La BCE lance une importante revue des modèles internes (TRIM Targeted Rewiew of Internal Model) !

Après leur introduction en 2001 par le régulateur bâlois, les modèles internes que les banques européennes utilisent désormais pour calculer leurs fonds propres au titre du pilier 1 ont très vite abouti à des résultats différents pour des expositions pourtant similaires d’un établissement à un autre. Et comme ces modèles sont bien souvent accusés d’être trop complexes, il est difficile d’affirmer que les risques de crédit, de marché et de contrepartie auxquels les banques sont exposées soient correctement pris en compte dans le calcul des charges de capital.
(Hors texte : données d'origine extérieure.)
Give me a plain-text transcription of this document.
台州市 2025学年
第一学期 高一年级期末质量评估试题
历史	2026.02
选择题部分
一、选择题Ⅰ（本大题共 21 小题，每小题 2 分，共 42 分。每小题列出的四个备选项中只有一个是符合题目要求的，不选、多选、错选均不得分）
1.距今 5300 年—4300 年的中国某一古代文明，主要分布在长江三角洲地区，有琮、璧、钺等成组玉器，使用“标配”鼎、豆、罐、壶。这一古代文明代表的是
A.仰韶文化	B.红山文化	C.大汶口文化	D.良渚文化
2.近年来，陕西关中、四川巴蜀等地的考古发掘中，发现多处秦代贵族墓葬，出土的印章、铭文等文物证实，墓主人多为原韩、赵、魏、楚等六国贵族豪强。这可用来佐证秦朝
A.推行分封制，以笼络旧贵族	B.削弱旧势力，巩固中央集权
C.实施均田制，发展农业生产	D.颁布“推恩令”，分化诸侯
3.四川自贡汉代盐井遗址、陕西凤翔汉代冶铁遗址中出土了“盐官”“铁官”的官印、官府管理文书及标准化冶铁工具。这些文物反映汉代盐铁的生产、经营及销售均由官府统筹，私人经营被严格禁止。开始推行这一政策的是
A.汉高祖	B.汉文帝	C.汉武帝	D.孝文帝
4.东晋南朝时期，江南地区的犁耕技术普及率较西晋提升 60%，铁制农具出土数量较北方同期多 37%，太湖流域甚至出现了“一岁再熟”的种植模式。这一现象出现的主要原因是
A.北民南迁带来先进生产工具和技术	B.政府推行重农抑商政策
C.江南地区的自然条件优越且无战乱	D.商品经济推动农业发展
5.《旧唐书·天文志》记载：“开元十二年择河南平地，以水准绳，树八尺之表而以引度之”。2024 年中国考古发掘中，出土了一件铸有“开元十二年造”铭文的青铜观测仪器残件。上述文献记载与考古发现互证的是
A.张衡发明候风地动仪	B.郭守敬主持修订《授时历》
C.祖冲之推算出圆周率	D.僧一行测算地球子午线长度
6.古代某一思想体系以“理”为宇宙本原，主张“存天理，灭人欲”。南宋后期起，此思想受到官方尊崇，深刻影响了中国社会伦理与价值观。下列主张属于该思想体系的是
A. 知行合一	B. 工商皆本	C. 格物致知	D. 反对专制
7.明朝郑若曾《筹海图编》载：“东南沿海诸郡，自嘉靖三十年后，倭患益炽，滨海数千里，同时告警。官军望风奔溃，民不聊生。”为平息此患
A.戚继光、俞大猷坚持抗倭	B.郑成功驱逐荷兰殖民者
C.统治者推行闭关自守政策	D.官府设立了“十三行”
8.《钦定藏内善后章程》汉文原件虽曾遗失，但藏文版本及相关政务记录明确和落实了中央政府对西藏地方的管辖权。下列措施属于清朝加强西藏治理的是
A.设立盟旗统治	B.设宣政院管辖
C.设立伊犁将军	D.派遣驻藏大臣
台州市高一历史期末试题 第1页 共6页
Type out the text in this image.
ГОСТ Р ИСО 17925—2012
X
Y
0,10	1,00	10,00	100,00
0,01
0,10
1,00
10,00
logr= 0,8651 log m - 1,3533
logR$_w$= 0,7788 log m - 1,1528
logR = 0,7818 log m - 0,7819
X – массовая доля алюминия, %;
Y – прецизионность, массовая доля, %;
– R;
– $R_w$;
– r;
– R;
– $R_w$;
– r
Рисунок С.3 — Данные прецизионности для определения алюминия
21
Leur usage pour les besoins règlementaires étant aujourd’hui controversé, le régulateur européen a pris l’initiative de lancer un programme de revue de l’ensemble des modèles internes homologués au sein de 68 institutions européennes « significatives » qu’il supervise directement. Dans la continuité des discussions soulevées par Bâle III sur le sujet, le banquier central souhaite vérifier que ces modèles fonctionnent bien dans le respect de la règlementation actuelle (CRR, CRD IV, RTS, guidelines BCE / EBA, etc.), modélisent correctement le risque et permettent d’obtenir des résultats cohérents tous établissements confondus. L’objectif de TRIM n’est donc pas nécessairement d’engendrer une surconsommation de fonds propres.

Pour autant, peut-on craindre que les modèles internes soient interdits une fois l’étude terminée ?

Pas nécessairement. TRIM a pour but de restaurer la crédibilité des modèles internes dans le rôle qu’ils jouent en matière de maîtrise des risques encourus au sein du système bancaire. Les manquements identifiés lors des contrôles devront par suite être corrigés par les banques sur la base du rapport que la BCE prévoit d’émettre à partir de 2018 pour faire connaître la conclusion de ses travaux aux audités.